At Hyde Park Career Academy on Chicago’s South Side, dozens of young people wearing tidy khaki pants and navy-blue polo shirts gathered on the stage of their high school’s auditorium. They were ready to greet guest of honor President Barack Obama, who visited them this past February. He rallied the kids, as he usually does at such events, and the images were striking: a Black president interacting with Black teens. He introduced a new social mobility agenda: the Ladders of Opportunity Program. Still, he couldn’t help but discuss an even more vexing problem. In 2012, nearly 65 children were among Chicago’s 443 homicide victims. “That’s the equivalent of a Newtown every four months,” he said.

As the president—and as a father—he just can’t abide by those statistics.
The White House frequently touts Michelle Obama as the mother-in-chief, dispatched to soothe families of shooting victims and to promote healthy eating. Now that Obama is freed from the burdensome re-election calculations, it’s clear that he’s more fully stepping into his role as father-in-chief.

This is important because one of the most persistent critiques of President Obama is that he hasn’t used his position to address the particular concerns of Black men: education, unemployment, high rates of incarceration and slowed social mobility.
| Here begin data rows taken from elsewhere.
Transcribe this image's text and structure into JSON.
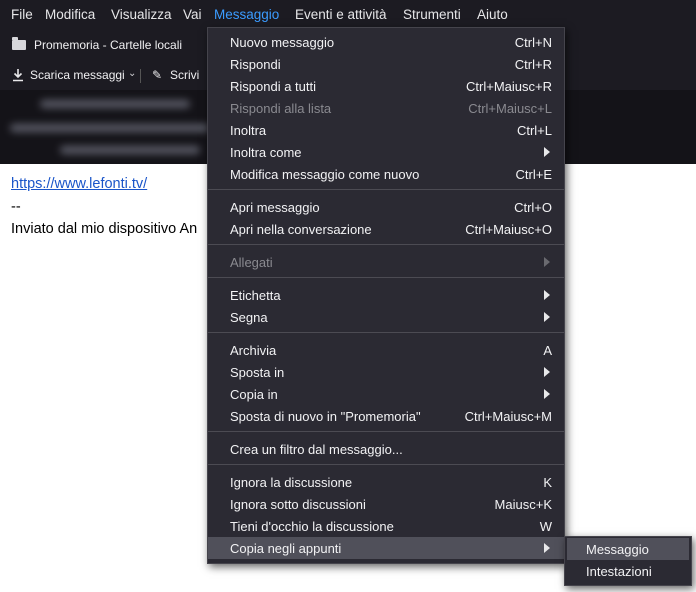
{
  "menubar": {
    "items": [
      {
        "label": "File"
      },
      {
        "label": "Modifica"
      },
      {
        "label": "Visualizza"
      },
      {
        "label": "Vai"
      },
      {
        "label": "Messaggio"
      },
      {
        "label": "Eventi e attività"
      },
      {
        "label": "Strumenti"
      },
      {
        "label": "Aiuto"
      }
    ],
    "active": "Messaggio"
  },
  "folder_bar": {
    "label": "Promemoria - Cartelle locali",
    "icon": "folder-icon"
  },
  "toolbar": {
    "download_label": "Scarica messaggi",
    "compose_label": "Scrivi",
    "icons": [
      "download-icon",
      "chevron-down-icon",
      "pencil-icon"
    ]
  },
  "message_body": {
    "link": "https://www.lefonti.tv/",
    "dash": "--",
    "signature": "Inviato dal mio dispositivo An"
  },
  "context_menu": {
    "items": [
      {
        "label": "Nuovo messaggio",
        "shortcut": "Ctrl+N"
      },
      {
        "label": "Rispondi",
        "shortcut": "Ctrl+R"
      },
      {
        "label": "Rispondi a tutti",
        "shortcut": "Ctrl+Maiusc+R"
      },
      {
        "label": "Rispondi alla lista",
        "shortcut": "Ctrl+Maiusc+L",
        "disabled": true
      },
      {
        "label": "Inoltra",
        "shortcut": "Ctrl+L"
      },
      {
        "label": "Inoltra come",
        "submenu": true
      },
      {
        "label": "Modifica messaggio come nuovo",
        "shortcut": "Ctrl+E"
      },
      {
        "label": "Apri messaggio",
        "shortcut": "Ctrl+O"
      },
      {
        "label": "Apri nella conversazione",
        "shortcut": "Ctrl+Maiusc+O"
      },
      {
        "label": "Allegati",
        "submenu": true,
        "disabled": true
      },
      {
        "label": "Etichetta",
        "submenu": true
      },
      {
        "label": "Segna",
        "submenu": true
      },
      {
        "label": "Archivia",
        "shortcut": "A"
      },
      {
        "label": "Sposta in",
        "submenu": true
      },
      {
        "label": "Copia in",
        "submenu": true
      },
      {
        "label": "Sposta di nuovo in \"Promemoria\"",
        "shortcut": "Ctrl+Maiusc+M"
      },
      {
        "label": "Crea un filtro dal messaggio..."
      },
      {
        "label": "Ignora la discussione",
        "shortcut": "K"
      },
      {
        "label": "Ignora sotto discussioni",
        "shortcut": "Maiusc+K"
      },
      {
        "label": "Tieni d'occhio la discussione",
        "shortcut": "W"
      },
      {
        "label": "Copia negli appunti",
        "submenu": true,
        "highlighted": true
      }
    ]
  },
  "submenu": {
    "items": [
      {
        "label": "Messaggio",
        "highlighted": true
      },
      {
        "label": "Intestazioni"
      }
    ]
  },
  "colors": {
    "menu_bg": "#2b2a33",
    "highlight": "#50505a",
    "active_menu": "#3b9cff",
    "link": "#1a55c9"
  }
}
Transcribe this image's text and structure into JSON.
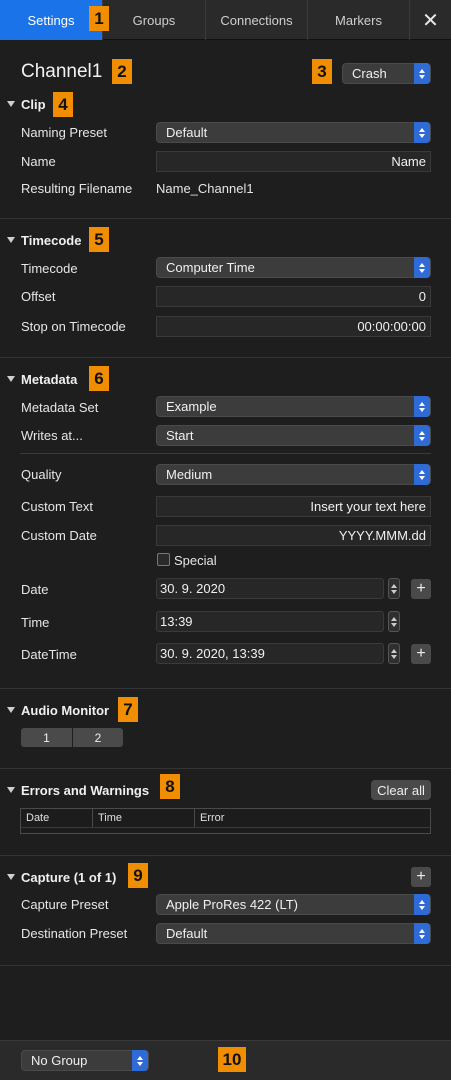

But listen closely and connect the dots, and you’ll notice the president has taken some key steps to deal with these issues.

As the country debated gun policies after the shooting of unarmed Florida teen Trayvon Martin in February 2012, the president spoke out. “If I had a son, he’d look like Trayvon,” he said during a White House press conference. And in this year’s state of the union address, he promoted fatherhood, saying, “What makes you a man isn’t the ability to conceive a child; it’s having the courage to raise one.”

Later that week, he went to Hyde Park Career Academy, near his Chicago home. He also met privately in a classroom with more than a dozen participants in the Becoming a Man project, which has helped boost graduation rates and lower violent crime arrests among at-risk men.

For another example of Obama’s expanded role, look to Morehouse College, whose new president, John Wilson Jr., Ph.D., spent the last four years running the White House’s Initiative on Historically Black Colleges and Universities. Barely two weeks into his new job, Wilson received a call from Washington, D.C.  The message: President Obama wanted to deliver Morehouse’s commencement address. Wilson quickly accepted the offer. “It was pretty simple,” he says, admitting his deep Washington ties didn’t influence the arrangement. “It was timing, and President Obama is clearly drawn by the power of Morehouse.”

The visit carries special resonance: the country’s first Black president to deliver the graduation address at a college devoted to Black men. “So much about him reflects what we’re trying to do here at Morehouse: preparing young African-American men for the world,” says Wilson.

There’s rarely been a deep public analysis of Obama’s relationship with Black men in the way Hillary Clinton’s ascendance triggered a discussion about the role of women in American society. Yet, it’s clear the president takes seriously his position as role model. Even if the pundits don’t take to it, it’s time for Obama to start a national conversation about why dealing with some of the key challenges facing Black men is in the nation’s best interest.

There are some key things the president can do. First, he should start a conversation with the nation’s business leaders who are in a position to hire. Second, he should directly engage education leaders, from university presidents to kindergarten teachers. Third, he should regularly meet with young Black men,  just as he did on Chicago’s South Side. But the most important step is simply to talk—in a public, authentic and reflective way—about what it means to have a Black man in the Oval Office. That will signal to the world that it’s acceptable—and healthy—to discuss the achievement, failings and hopes for Black men. Part of the president’s legacy depends on it.